Qu'est-ce qui est vérifié ? Les normes ne sont pas les mêmes que celles pour la certification d'une nouvelle installation. Elles portent principalement sur la sécurité : présence d'un disjoncteur, d'une prise de terre efficace, de protections contre les surintensités, respect de normes dans les salles de bains, etc. « Les anomalies sont listées par la réglementation, on les détecte, on les signale et, le cas échéant, on ajoute un commentaire », explique un diagnostiqueur.
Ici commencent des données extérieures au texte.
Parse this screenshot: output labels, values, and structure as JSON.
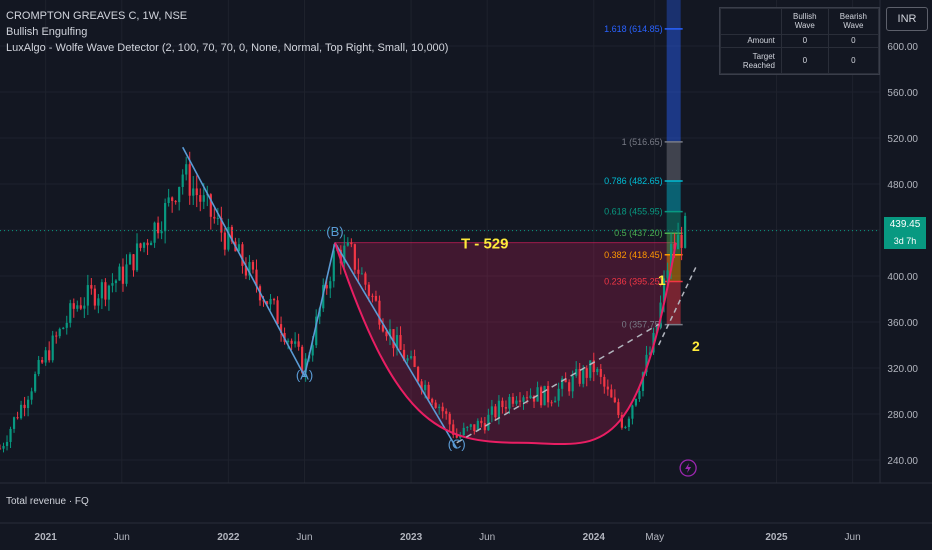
{
  "header": {
    "symbol_line": "CROMPTON GREAVES C, 1W, NSE",
    "indicator1": "Bullish Engulfing",
    "indicator2": "LuxAlgo - Wolfe Wave Detector (2, 100, 70, 70, 0, None, Normal, Top Right, Small, 10,000)"
  },
  "stats_table": {
    "col1": "Bullish Wave",
    "col2": "Bearish Wave",
    "row1_label": "Amount",
    "row1_v1": "0",
    "row1_v2": "0",
    "row2_label": "Target Reached",
    "row2_v1": "0",
    "row2_v2": "0"
  },
  "currency": "INR",
  "price_tag": {
    "price": "439.45",
    "countdown": "3d 7h"
  },
  "bottom_pane_label": "Total revenue · FQ",
  "lightning_icon": "lightning-icon",
  "colors": {
    "background": "#131722",
    "up": "#089981",
    "down": "#f23645",
    "wave_line": "#5b9bd5",
    "arc": "#e91e63",
    "target_text": "#ffeb3b"
  },
  "chart_data": {
    "type": "candlestick",
    "y_axis": {
      "min": 220,
      "max": 640,
      "ticks": [
        "240.00",
        "280.00",
        "320.00",
        "360.00",
        "400.00",
        "440.00",
        "480.00",
        "520.00",
        "560.00",
        "600.00"
      ]
    },
    "x_axis": {
      "labels": [
        "2021",
        "Jun",
        "2022",
        "Jun",
        "2023",
        "Jun",
        "2024",
        "May",
        "2025",
        "Jun"
      ]
    },
    "price_path": [
      {
        "t": "2020-10",
        "p": 250
      },
      {
        "t": "2021-01",
        "p": 330
      },
      {
        "t": "2021-03",
        "p": 375
      },
      {
        "t": "2021-06",
        "p": 400
      },
      {
        "t": "2021-09",
        "p": 460
      },
      {
        "t": "2021-10",
        "p": 490
      },
      {
        "t": "2022-01",
        "p": 430
      },
      {
        "t": "2022-04",
        "p": 370
      },
      {
        "t": "2022-06",
        "p": 320
      },
      {
        "t": "2022-08",
        "p": 420
      },
      {
        "t": "2022-09",
        "p": 420
      },
      {
        "t": "2022-12",
        "p": 340
      },
      {
        "t": "2023-03",
        "p": 285
      },
      {
        "t": "2023-04",
        "p": 260
      },
      {
        "t": "2023-06",
        "p": 275
      },
      {
        "t": "2023-08",
        "p": 300
      },
      {
        "t": "2023-10",
        "p": 295
      },
      {
        "t": "2024-01",
        "p": 320
      },
      {
        "t": "2024-03",
        "p": 270
      },
      {
        "t": "2024-05",
        "p": 345
      },
      {
        "t": "2024-06",
        "p": 420
      },
      {
        "t": "2024-07",
        "p": 439.45
      }
    ],
    "wave_labels": [
      {
        "label": "(A)",
        "t": "2022-06",
        "p": 310
      },
      {
        "label": "(B)",
        "t": "2022-08",
        "p": 435
      },
      {
        "label": "(C)",
        "t": "2023-04",
        "p": 250
      },
      {
        "label": "1",
        "t": "2024-06",
        "p": 392
      },
      {
        "label": "2",
        "t": "2024-06",
        "p": 335
      }
    ],
    "wave_lines": [
      {
        "from": {
          "t": "2021-10",
          "p": 512
        },
        "to": {
          "t": "2022-06",
          "p": 313
        }
      },
      {
        "from": {
          "t": "2022-06",
          "p": 313
        },
        "to": {
          "t": "2022-08",
          "p": 429
        }
      },
      {
        "from": {
          "t": "2022-08",
          "p": 429
        },
        "to": {
          "t": "2023-04",
          "p": 250
        }
      }
    ],
    "target_label": "T - 529",
    "fib_levels": [
      {
        "ratio": "1.618",
        "value": 614.85,
        "label": "1.618 (614.85)",
        "color": "#2962ff"
      },
      {
        "ratio": "1",
        "value": 516.65,
        "label": "1 (516.65)",
        "color": "#787b86"
      },
      {
        "ratio": "0.786",
        "value": 482.65,
        "label": "0.786 (482.65)",
        "color": "#00bcd4"
      },
      {
        "ratio": "0.618",
        "value": 455.95,
        "label": "0.618 (455.95)",
        "color": "#089981"
      },
      {
        "ratio": "0.5",
        "value": 437.2,
        "label": "0.5 (437.20)",
        "color": "#4caf50"
      },
      {
        "ratio": "0.382",
        "value": 418.45,
        "label": "0.382 (418.45)",
        "color": "#ff9800"
      },
      {
        "ratio": "0.236",
        "value": 395.25,
        "label": "0.236 (395.25)",
        "color": "#f23645"
      },
      {
        "ratio": "0",
        "value": 357.75,
        "label": "0 (357.75)",
        "color": "#787b86"
      }
    ]
  }
}
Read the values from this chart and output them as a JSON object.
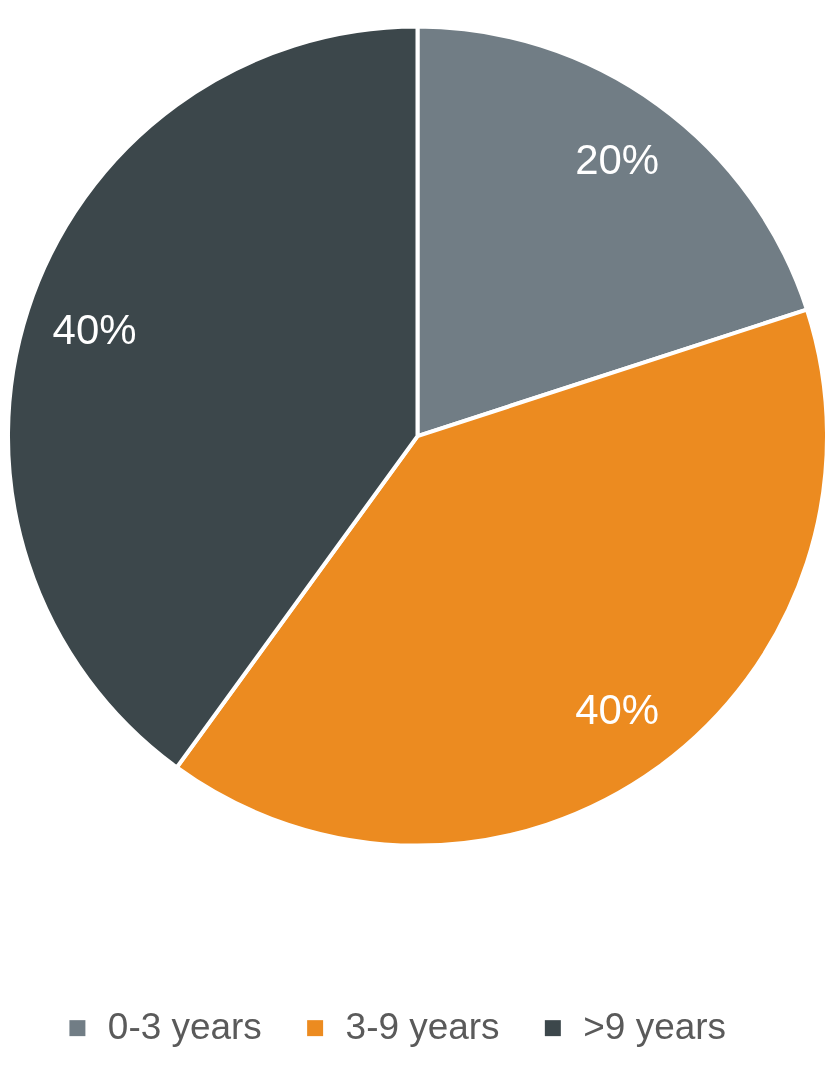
{
  "chart_data": {
    "type": "pie",
    "categories": [
      "0-3 years",
      "3-9 years",
      ">9 years"
    ],
    "values": [
      20,
      40,
      40
    ],
    "colors": [
      "#717d85",
      "#ec8b20",
      "#3c474b"
    ],
    "value_labels": [
      "20%",
      "40%",
      "40%"
    ],
    "legend": "bottom"
  }
}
Combien ça coûte ? Tout dépend de la taille de l'installation et de l'entreprise : il faut demander un devis. A titre d'exemple, pour un studio, la note peut se situer aux environs de 60 € ; 110 € pour un T6 ; 135 € en moyenne pour une maison individuelle, mais plus pour un manoir.
Doit-on rectifier les anomalies ? Pour le diagnostic gaz, le contrôleur peut couper immédiatement en cas de danger immédiat. Pour l'électricité, ce n'est pas le cas : l'acheteur doit être informé, c'est tout. Il peut accepter le bien en l'état : c'est une affaire de négociation avant de signer le compromis.